Oxycodone, also known as "hillbilly heroin", is a synthetic opiate often prescribed for pain relief associated with fractures, arthritis and cancer.
It is as addictive as morphine, twice as potent and more expensive.
Thousands of prescriptions are being doled out to Bay patients each year.
The drug is now the number one cause of overdose in the United States, ahead of heroin and cocaine.
According to the Best Practice Journal, the use of oxycodone in New Zealand increased by 249 per cent between 2008-2012. It has been subsidised by Pharmac since 2005. Figures released by the Ministry of Health show 13,964 prescriptions were written in the Bay of Plenty for oxycodone in the 2013 financial year, down from 14,606 the previous year.
Tauranga Hanmer Clinic counsellor Jill Knowler said the painkiller was "highly addictive".
"From what clients have told me, it's not hard to access and doctors are sometimes not doing followups and background for addiction. [They're] just given repeats."
The drug was also available on the black market.
"Some of them are buying it off people who are getting easy access.
"I had a client who was getting it couriered up here because she had a contact in Otago who was getting it easily off their GP."
Hawke's Bay physician and chair of the pharmacy and therapeutics committee Dr James Curtis said while national prescription rates had slowed in the last year, the drug was still circulating on the black market.
"More oxycodone is diverted to the illicit market than other opiates. I don't think all people who are addicted to it started on it legitimately, some people have just sourced it from their local [dealer]."
Mount Maunganui GP Tony Farrell said oxycodone had initially been marketed as a painkiller for a wide range of ailments, including arthritis. There had been an initial increase in prescriptions but concerns about patients getting addicted emerged and GPs were advised to be cautious when prescribing the drug.

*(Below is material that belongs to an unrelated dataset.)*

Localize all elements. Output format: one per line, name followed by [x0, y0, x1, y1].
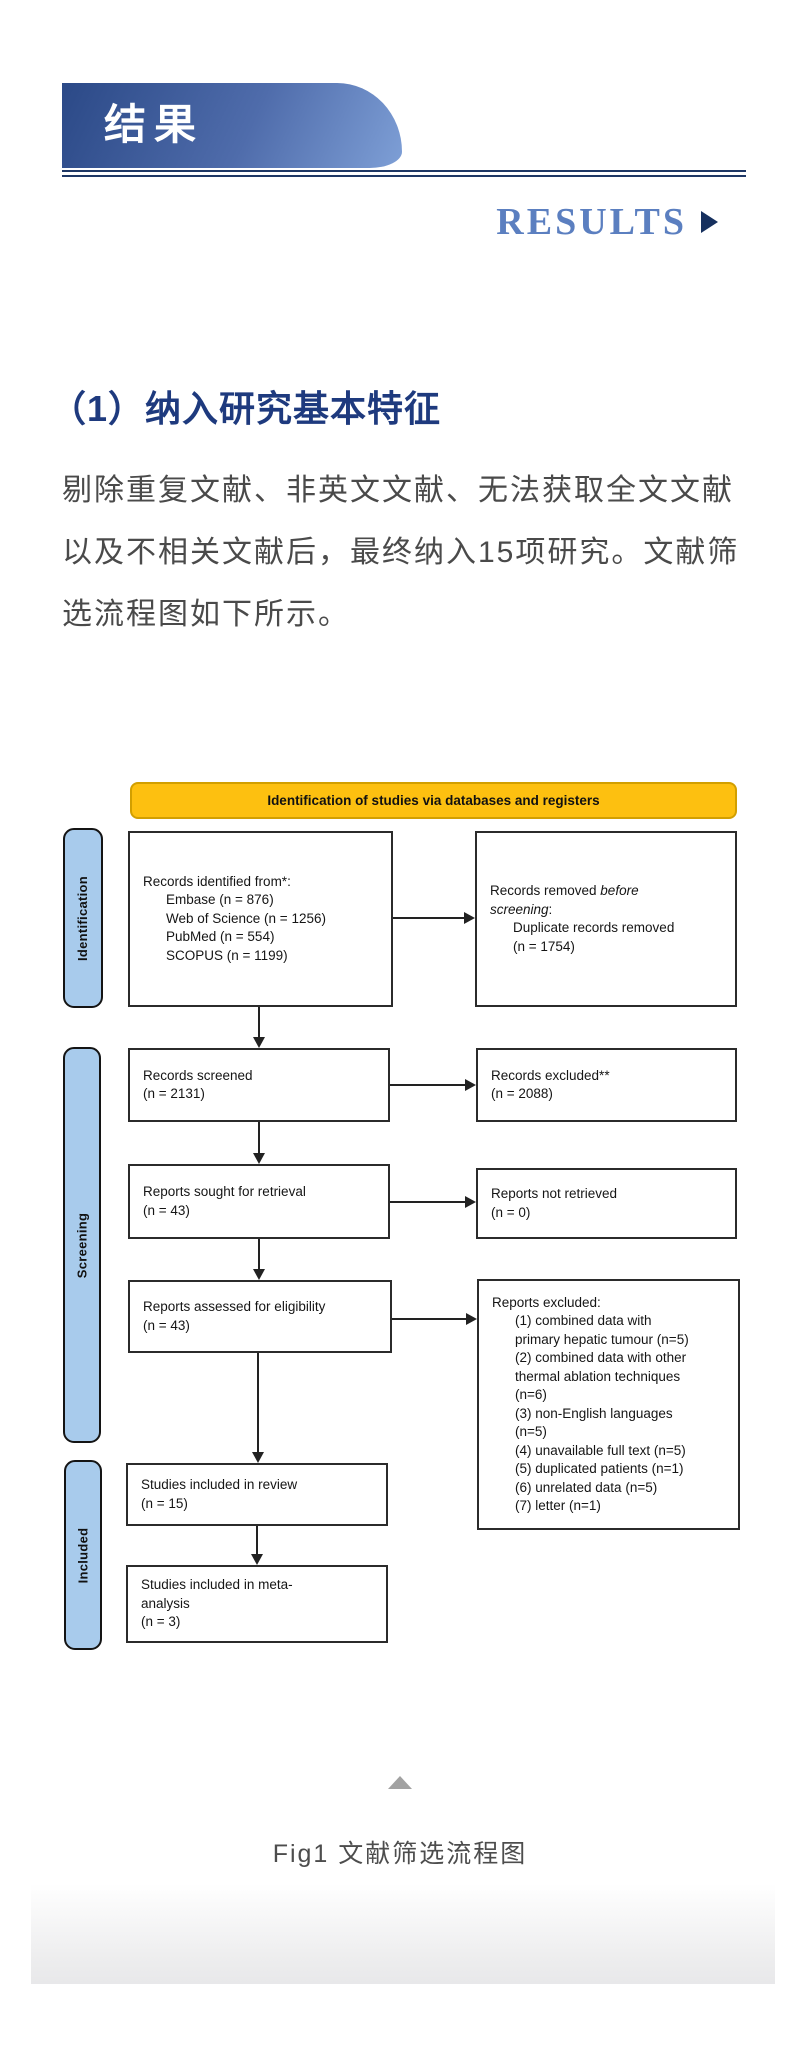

Although the number of prescriptions had fallen, it remained a concern, Dr Farrell said.
Executive director of the New Zealand Drug Foundation Ross Bell said there were two pathways Kiwis developed a dependency on the drug.
"One would be people who are in genuine pain, being prescribed this pain relief and maybe the doctors aren't managing the pain as best they could and find it easier to just keep writing out the script.

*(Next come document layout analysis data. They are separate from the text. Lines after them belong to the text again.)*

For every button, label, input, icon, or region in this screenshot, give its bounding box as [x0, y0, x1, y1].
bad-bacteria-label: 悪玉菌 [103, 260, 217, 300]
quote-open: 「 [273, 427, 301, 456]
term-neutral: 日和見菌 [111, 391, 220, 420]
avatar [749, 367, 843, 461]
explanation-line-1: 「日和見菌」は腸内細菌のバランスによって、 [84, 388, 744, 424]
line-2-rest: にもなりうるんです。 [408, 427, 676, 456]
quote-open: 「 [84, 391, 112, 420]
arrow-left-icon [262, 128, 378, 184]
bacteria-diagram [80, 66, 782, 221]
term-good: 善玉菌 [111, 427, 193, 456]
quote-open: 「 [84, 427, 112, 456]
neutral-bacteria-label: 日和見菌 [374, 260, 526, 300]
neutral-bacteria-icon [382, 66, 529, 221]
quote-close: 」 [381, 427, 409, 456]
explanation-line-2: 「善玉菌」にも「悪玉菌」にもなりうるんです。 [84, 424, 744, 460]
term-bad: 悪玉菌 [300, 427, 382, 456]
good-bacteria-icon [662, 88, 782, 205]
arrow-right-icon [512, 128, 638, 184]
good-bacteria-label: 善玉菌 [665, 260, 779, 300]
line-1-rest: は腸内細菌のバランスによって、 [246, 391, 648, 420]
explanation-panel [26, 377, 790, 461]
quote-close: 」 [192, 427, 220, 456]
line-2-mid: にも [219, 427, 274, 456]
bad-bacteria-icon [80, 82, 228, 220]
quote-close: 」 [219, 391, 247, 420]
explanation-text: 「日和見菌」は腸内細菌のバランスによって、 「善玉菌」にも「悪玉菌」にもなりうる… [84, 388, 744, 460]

"Or they do find their way on to the black market, whether that's through 'doctor shopping' or robberies from chemists."
A spike in prescription rates since 2008 could also relate to changes in subsidies, making oxycodone an economic "drug of choice".

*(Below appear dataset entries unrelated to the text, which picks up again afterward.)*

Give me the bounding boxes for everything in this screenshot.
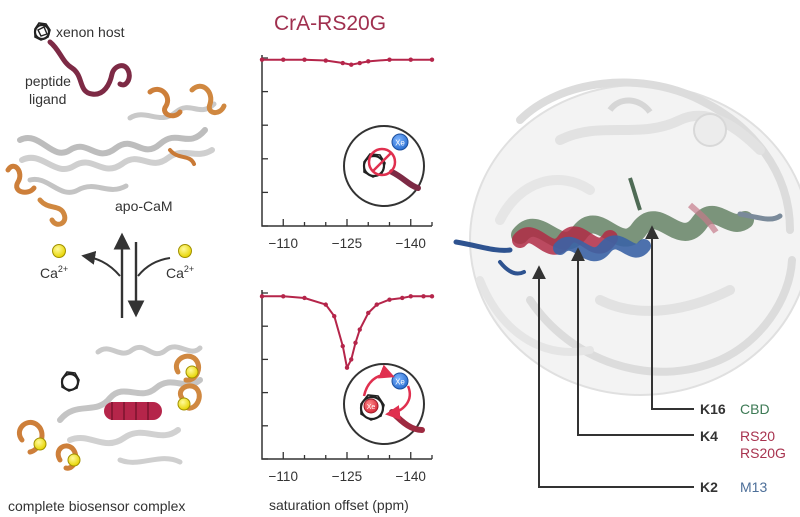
- complex-caption: complete biosensor complex: [8, 498, 185, 514]
- x-tick-label: −140: [396, 236, 426, 251]
- data-point: [429, 57, 435, 62]
- data-point: [259, 294, 265, 299]
- k16-key: K16: [700, 401, 726, 417]
- xenon-badge-top: Xe: [395, 139, 405, 148]
- middle-panel: CrA-RS20G −110 −125 −140 Xe: [259, 12, 435, 513]
- data-point: [387, 57, 392, 62]
- xenon-host-label: xenon host: [56, 24, 125, 40]
- ligand-label: ligand: [29, 91, 66, 107]
- x-tick-label: −125: [332, 236, 362, 251]
- k16-name: CBD: [740, 401, 770, 417]
- k2-name: M13: [740, 479, 767, 495]
- data-point: [357, 327, 362, 332]
- data-point: [408, 57, 413, 62]
- data-point: [259, 57, 265, 62]
- xenon-atom-icon: [391, 133, 409, 151]
- data-point: [340, 343, 345, 349]
- data-point: [281, 294, 286, 299]
- ca-left-charge: 2+: [58, 264, 68, 274]
- left-panel: xenon host peptide ligand apo-CaM Ca2+ C…: [5, 22, 227, 514]
- k2-pointer: [532, 265, 694, 488]
- calcium-ion-icon: [52, 244, 66, 258]
- cryptophane-cage-icon: [33, 22, 51, 41]
- data-point: [374, 302, 379, 307]
- data-point: [349, 62, 354, 67]
- right-panel: K16 CBD K4 RS20 RS20G K2 M13: [453, 78, 800, 495]
- xenon-badge-free: Xe: [395, 378, 405, 387]
- data-point: [302, 295, 307, 301]
- data-point: [366, 310, 371, 316]
- x-tick-label: −140: [396, 469, 426, 484]
- data-point: [340, 60, 345, 66]
- calcium-left-label: Ca2+: [40, 264, 68, 281]
- calcium-ion-icon: [178, 244, 192, 258]
- top-y-ticks: [262, 57, 268, 227]
- binding-arrow: [137, 257, 171, 277]
- chart-title: CrA-RS20G: [274, 12, 386, 35]
- k16-pointer: [645, 225, 694, 410]
- k4-pointer: [571, 247, 694, 436]
- data-point: [387, 297, 392, 302]
- data-point: [323, 58, 328, 63]
- data-point: [332, 314, 337, 319]
- x-tick-label: −110: [269, 236, 298, 251]
- biosensor-complex-structure: [16, 344, 203, 471]
- data-point: [429, 294, 435, 299]
- release-arrow: [81, 250, 121, 277]
- data-point: [349, 357, 354, 362]
- free-xenon-icon: [391, 372, 409, 390]
- top-x-ticks: −110 −125 −140: [269, 219, 433, 251]
- bottom-x-ticks: −110 −125 −140: [269, 452, 433, 484]
- bound-xenon-icon: [363, 398, 379, 414]
- k4-key: K4: [700, 428, 718, 444]
- series-line: [262, 58, 432, 66]
- top-spectrum-plot: −110 −125 −140 Xe: [259, 55, 435, 251]
- xenon-badge-bound: Xe: [367, 404, 376, 411]
- peptide-ligand-ribbon: [47, 39, 132, 97]
- top-series: [259, 57, 435, 67]
- data-point: [353, 340, 358, 345]
- k4-name-rs20g: RS20G: [740, 445, 786, 461]
- data-point: [366, 59, 371, 64]
- bottom-spectrum-plot: −110 −125 −140 Xe Xe: [259, 290, 435, 484]
- top-inset: Xe: [343, 125, 425, 207]
- apo-cam-label: apo-CaM: [115, 198, 173, 214]
- ca-right-text: Ca: [166, 265, 184, 281]
- data-point: [421, 294, 426, 299]
- k4-name-rs20: RS20: [740, 428, 775, 444]
- apo-cam-structure: [5, 83, 227, 227]
- bound-peptide-helices: [453, 177, 783, 276]
- ca-left-text: Ca: [40, 265, 58, 281]
- data-point: [302, 57, 307, 62]
- k2-key: K2: [700, 479, 718, 495]
- data-point: [400, 295, 405, 301]
- x-axis-label: saturation offset (ppm): [269, 497, 409, 513]
- data-point: [281, 57, 286, 62]
- series-line: [262, 295, 432, 369]
- bottom-inset: Xe Xe: [343, 363, 425, 445]
- x-tick-label: −125: [332, 469, 362, 484]
- data-point: [344, 365, 350, 370]
- exchange-arrow-in: [385, 385, 411, 420]
- no-entry-icon: [367, 147, 397, 177]
- ca-right-charge: 2+: [184, 264, 194, 274]
- data-point: [408, 294, 413, 299]
- bottom-y-ticks: [262, 292, 268, 460]
- bottom-series: [259, 294, 435, 370]
- data-point: [323, 302, 328, 307]
- peptide-label: peptide: [25, 73, 71, 89]
- calcium-right-label: Ca2+: [166, 264, 194, 281]
- x-tick-label: −110: [269, 469, 298, 484]
- exchange-arrow-out: [362, 364, 395, 397]
- data-point: [357, 60, 362, 66]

However, more education with doctors had seen a recent drop in the volume of prescriptions being written.
"The Ministry of Health does a programme called 'Medicines Control' which is meant to keep track of whether there are doctors who are wildly prescribing a range of medicines ... so there might be a bit more awareness among doctors."
In April 2012, Tauranga mother and son, Lisa Burroughs-Mather and her son Nikolai Burroughs, who were both addicted oxycodone, were sentenced for robbing the Maungatapu Pharmacy for drugs. Burroughs-Mather was sentenced to 12 months' home detention and Burroughs was jailed for three years.
In October 2010, Cromwell man Dale Smitheram died of an accidental overdose after injecting himself with oxycodone.
In August the following year, 44-year-old Vito Vari was found dead at his Nelson home after overdosing on the drug.